Despite its extraordinary success, the Standard Model exhibits a series of problematic features at both theoretical and phenomenological levels, leading physicists to believe that the SM is in fact incomplete and that, at higher energies, it should be replaced by some new physical theory.
From the theoretical point of view, one of the most unsatisfactory features of the SM is its inability to incorporate gravity, an interaction which certainly has a major role in cosmic evolution. String Theory is the only known physical theory which is able to describe gravity, together with the other fundamental interactions, in a unitary framework consistent with the principles of relativistic quantum mechanics. One of the most encouraging achievements of string theory to date has been the attainment, for the first time after decades of efforts, of a precise description of the microscopic quantum properties of black holes.
The essential idea of string theory is that elementary physical entities are not point-like, as they are in quantum field theory, but are spatially extended objects, i.e. one-dimensional strings. More recently it has been discovered that the dynamics of string theory necessarily includes membranes and higher-dimensional generalizations of them, which have been named D-branes. The discovery of D-branes in string theory has permitted the derivation of exact results on the dynamics of supersymmetric field theories living on those D-branes. Thus, although string theory was originally developed as a quantum theory of gravity, it has also provided powerful new mathematical methods for the study of the non-perturbative strong coupled regime of ordinary quantum field theories. (See the section on "Statistical Field Theory").

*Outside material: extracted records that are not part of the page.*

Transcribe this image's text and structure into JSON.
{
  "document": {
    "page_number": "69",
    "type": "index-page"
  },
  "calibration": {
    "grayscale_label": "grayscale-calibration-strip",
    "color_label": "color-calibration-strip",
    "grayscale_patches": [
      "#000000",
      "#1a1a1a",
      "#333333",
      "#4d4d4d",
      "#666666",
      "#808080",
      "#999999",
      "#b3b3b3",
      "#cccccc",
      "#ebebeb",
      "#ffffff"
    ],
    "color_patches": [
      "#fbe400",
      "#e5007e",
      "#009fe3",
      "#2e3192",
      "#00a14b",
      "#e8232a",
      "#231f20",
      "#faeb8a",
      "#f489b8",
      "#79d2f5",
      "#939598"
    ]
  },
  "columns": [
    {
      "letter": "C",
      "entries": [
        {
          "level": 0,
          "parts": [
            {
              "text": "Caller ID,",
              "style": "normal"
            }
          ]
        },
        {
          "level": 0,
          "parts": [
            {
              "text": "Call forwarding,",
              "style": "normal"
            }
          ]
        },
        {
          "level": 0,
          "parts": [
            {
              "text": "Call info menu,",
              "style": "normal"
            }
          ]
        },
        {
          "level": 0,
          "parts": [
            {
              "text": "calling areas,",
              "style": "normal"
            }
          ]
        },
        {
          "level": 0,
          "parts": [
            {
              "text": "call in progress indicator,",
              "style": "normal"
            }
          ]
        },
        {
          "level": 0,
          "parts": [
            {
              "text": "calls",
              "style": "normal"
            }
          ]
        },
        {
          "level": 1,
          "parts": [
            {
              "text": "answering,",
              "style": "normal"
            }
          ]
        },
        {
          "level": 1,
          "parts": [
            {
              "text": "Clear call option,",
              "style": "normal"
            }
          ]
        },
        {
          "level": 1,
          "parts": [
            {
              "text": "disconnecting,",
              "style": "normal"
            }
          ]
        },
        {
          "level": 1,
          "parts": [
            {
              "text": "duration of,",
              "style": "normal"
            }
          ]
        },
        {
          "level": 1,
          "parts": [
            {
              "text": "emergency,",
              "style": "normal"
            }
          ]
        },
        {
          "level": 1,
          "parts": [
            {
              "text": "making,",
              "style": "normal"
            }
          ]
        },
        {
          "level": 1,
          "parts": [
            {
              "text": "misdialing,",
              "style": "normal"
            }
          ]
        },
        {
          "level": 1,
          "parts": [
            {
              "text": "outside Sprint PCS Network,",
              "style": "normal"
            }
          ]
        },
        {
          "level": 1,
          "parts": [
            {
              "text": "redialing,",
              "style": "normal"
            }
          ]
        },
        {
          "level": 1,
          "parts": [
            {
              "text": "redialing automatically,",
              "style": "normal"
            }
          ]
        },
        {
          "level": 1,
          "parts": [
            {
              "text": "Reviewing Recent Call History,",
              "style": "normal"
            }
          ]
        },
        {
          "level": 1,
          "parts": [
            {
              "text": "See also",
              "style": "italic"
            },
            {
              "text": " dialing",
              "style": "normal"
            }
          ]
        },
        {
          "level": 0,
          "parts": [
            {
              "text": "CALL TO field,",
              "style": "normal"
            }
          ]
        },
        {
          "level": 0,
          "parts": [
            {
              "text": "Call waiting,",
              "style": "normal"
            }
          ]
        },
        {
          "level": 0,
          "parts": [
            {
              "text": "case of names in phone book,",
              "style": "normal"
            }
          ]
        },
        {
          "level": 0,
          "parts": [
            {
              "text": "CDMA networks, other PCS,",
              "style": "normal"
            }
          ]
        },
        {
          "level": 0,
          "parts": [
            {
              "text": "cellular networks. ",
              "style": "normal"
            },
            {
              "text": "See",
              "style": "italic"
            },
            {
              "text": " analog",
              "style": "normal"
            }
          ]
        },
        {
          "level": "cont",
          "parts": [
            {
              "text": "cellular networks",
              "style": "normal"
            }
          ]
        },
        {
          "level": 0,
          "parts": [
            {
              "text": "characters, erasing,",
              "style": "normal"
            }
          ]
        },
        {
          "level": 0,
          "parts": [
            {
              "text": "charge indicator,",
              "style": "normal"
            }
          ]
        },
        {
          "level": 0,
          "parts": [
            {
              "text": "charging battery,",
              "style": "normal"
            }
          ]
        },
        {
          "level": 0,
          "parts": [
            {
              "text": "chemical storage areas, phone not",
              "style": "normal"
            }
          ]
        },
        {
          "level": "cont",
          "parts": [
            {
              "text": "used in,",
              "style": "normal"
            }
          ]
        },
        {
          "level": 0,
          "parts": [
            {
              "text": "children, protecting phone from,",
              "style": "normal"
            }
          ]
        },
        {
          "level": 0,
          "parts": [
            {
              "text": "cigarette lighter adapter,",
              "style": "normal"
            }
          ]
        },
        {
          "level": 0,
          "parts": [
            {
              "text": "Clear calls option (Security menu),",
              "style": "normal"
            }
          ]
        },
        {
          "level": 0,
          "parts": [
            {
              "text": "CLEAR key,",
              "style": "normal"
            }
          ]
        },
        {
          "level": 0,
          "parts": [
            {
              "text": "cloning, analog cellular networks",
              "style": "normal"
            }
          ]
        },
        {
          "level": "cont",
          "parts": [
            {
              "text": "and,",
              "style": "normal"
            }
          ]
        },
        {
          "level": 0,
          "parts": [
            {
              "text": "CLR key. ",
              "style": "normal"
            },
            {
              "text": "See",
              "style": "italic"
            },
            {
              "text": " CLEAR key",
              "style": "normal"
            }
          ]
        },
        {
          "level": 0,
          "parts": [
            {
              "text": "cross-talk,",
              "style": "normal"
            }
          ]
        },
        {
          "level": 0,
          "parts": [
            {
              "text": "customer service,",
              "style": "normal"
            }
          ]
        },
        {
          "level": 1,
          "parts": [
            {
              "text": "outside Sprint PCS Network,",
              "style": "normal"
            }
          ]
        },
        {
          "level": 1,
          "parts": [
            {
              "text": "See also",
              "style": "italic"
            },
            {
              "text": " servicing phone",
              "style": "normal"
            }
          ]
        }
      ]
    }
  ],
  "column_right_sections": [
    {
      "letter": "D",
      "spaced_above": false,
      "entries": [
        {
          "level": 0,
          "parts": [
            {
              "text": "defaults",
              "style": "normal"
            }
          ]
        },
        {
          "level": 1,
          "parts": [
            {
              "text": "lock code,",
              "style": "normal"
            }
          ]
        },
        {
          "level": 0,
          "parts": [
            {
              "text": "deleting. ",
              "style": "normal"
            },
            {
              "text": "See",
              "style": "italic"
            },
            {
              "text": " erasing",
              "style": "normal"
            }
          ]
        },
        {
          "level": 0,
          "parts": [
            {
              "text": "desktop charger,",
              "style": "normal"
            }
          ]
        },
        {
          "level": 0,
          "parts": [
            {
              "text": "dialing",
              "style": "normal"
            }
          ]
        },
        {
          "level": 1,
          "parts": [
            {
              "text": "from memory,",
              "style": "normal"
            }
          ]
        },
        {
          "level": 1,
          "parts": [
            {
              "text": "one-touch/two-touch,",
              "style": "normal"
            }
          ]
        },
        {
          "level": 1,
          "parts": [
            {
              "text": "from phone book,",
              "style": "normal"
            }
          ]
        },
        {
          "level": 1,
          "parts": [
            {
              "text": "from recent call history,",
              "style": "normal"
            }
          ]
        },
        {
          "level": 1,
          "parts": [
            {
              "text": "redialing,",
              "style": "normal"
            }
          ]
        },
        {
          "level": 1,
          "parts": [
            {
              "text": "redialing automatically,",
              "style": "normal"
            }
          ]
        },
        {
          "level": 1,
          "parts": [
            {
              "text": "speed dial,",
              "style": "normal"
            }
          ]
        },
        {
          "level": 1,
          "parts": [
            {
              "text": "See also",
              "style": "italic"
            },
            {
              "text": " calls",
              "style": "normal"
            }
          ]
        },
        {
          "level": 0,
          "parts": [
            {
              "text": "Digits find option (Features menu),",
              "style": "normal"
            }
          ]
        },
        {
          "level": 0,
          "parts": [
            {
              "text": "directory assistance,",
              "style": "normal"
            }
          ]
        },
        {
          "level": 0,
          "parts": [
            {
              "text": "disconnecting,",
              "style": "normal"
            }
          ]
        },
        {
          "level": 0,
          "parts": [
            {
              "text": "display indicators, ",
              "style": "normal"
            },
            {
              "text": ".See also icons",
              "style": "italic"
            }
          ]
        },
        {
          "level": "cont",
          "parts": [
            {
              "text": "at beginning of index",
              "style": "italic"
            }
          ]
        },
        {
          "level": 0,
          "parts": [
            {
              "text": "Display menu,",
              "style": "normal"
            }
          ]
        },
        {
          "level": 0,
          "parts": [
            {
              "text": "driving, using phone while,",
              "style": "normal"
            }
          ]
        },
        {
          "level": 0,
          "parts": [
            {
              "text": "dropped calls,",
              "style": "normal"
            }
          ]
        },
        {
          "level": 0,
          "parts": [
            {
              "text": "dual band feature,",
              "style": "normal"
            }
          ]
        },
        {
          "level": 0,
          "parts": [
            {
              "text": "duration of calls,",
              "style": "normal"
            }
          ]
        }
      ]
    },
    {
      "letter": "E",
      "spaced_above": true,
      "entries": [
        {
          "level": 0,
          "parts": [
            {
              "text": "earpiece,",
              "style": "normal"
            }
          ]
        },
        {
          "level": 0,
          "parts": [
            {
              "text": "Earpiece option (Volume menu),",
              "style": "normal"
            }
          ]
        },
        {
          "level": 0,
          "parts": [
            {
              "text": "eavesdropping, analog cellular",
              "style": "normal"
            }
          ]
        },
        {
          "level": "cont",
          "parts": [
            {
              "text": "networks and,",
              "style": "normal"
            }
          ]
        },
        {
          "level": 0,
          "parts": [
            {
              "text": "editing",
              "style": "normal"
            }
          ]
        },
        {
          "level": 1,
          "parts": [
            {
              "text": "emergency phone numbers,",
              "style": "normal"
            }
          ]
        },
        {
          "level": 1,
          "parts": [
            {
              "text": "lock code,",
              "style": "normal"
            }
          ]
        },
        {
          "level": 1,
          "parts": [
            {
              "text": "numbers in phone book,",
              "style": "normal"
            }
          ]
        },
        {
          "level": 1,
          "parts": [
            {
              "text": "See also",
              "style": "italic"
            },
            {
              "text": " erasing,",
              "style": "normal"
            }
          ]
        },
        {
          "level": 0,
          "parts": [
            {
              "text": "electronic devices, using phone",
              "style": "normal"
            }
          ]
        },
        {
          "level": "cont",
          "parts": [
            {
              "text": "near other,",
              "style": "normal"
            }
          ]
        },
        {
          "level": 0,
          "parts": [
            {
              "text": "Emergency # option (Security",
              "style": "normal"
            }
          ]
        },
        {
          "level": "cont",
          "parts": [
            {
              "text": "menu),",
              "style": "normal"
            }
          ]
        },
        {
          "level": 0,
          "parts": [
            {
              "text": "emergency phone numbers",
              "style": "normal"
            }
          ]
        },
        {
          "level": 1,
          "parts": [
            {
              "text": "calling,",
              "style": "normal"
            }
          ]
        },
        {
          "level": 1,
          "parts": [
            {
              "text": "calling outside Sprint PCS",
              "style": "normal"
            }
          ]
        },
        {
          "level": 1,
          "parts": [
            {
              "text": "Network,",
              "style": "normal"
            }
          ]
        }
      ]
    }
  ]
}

String theory suggests that the quantum description of gravitational interaction requires some modification to the fundamental notions of quantum field theory, but the physical principles underlying this generalization are not yet clear. In our department, we study several "exotic" quantum theories, like topological field and string theories or higher-spin gauge theories; these models are theoretical laboratories in which is possible to develop, in a simplified context, new mathematical methods for the study of non-perturbative properties of field and string theories and thus to gain some insight into the various conceptual issues arising from string theory.